# Um not getting ht ewhole mineral and bakon soda thing???



## Arabiansnob (Nov 1, 2010)

Gonna breed my goats ....and i here talk about this mineral stuff .....and baken soda ?? just regualar please tell me about this.......and i juts feed my goats sweet feed and straight oats .....


----------



## warthog (Nov 1, 2010)

In addition to their feed, goats need minerals free choice.  If you can get a loose mineral specifically for goats, that's what you need.  If not I think most people, I certainly do use a cattle mineral.

Now mine won't eat the loose mineral, I use the mineral block, there are lots who would not recommend using a block, but it works fine for me.
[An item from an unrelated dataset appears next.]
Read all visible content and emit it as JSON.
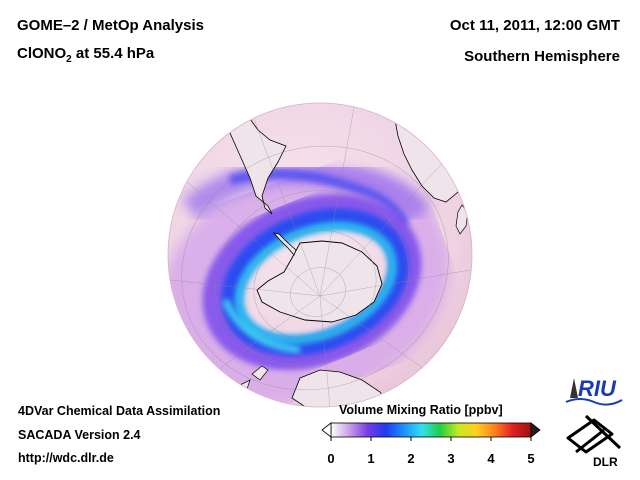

Some have baking soda free choice also, to help prevent bloat.  I used to, don't anymore, there was more wasted and eaten, and I think they just eat it for the salt.  Which if they have minerals free choice, they will get the salt from that.

Just my experience.


----------



## Arabiansnob (Nov 1, 2010)

warthog said:
			
		

> In addition to their feed, goats need minerals free choice.  If you can get a loose mineral specifically for goats, that's what you need.  If not I think most people, I certainly do use a cattle mineral.
> 
> Now mine won't eat the loose mineral, I use the mineral block, there are lots who would not recommend using a block, but it works fine for me.
> 
> ...


So where can i get this mineral stuff??   Blue seal feed store?? and do i just use regular baking soda ?? and mix these 2 things together??


----------



## ksalvagno (Nov 1, 2010)

Usually your feed store has goat minerals. You want to find a mineral with the highest copper content possible. I use Sweetlix Meatmaker Goat Mineral and it has 1750ppm copper in it. You don't have to give them baking soda free choice. Some people do, some don't. You would have that separate from the mineral. Don't mix them. Just put a little bit of mineral out that they would eat in a day. You will have to try different amounts until you figure it out. They like fresh mineral. Also make sure that it is a loose mineral and not the blocks.


----------



## dhansen (Nov 2, 2010)

The problem I have with the minerals is that my LDG LOVES them and will guard them.  Needless to say, my goats don't get any!  I keep a bowl tied to the fence with regular baking soda and my goats eat it almost daily.  It's cheap and an easy preventative when they are eating lots of green pasture grass.


----------



## ChksontheRun (Nov 2, 2010)

I keep both available all of the time.  When we first got the goats and they had different forage than what they were used to, they really used the baking soda.  Now that they are on hay and a little oats with minimal forage, they dont use it as much.  As for the mineral, mine eat it in fits and spirts.  None gone for 2 weeks, then they eat it all gone in a day.  I add more thinking they surely want more, and it sits again.  They seem to know what they need.  I will continue to keep it available I believe.


----------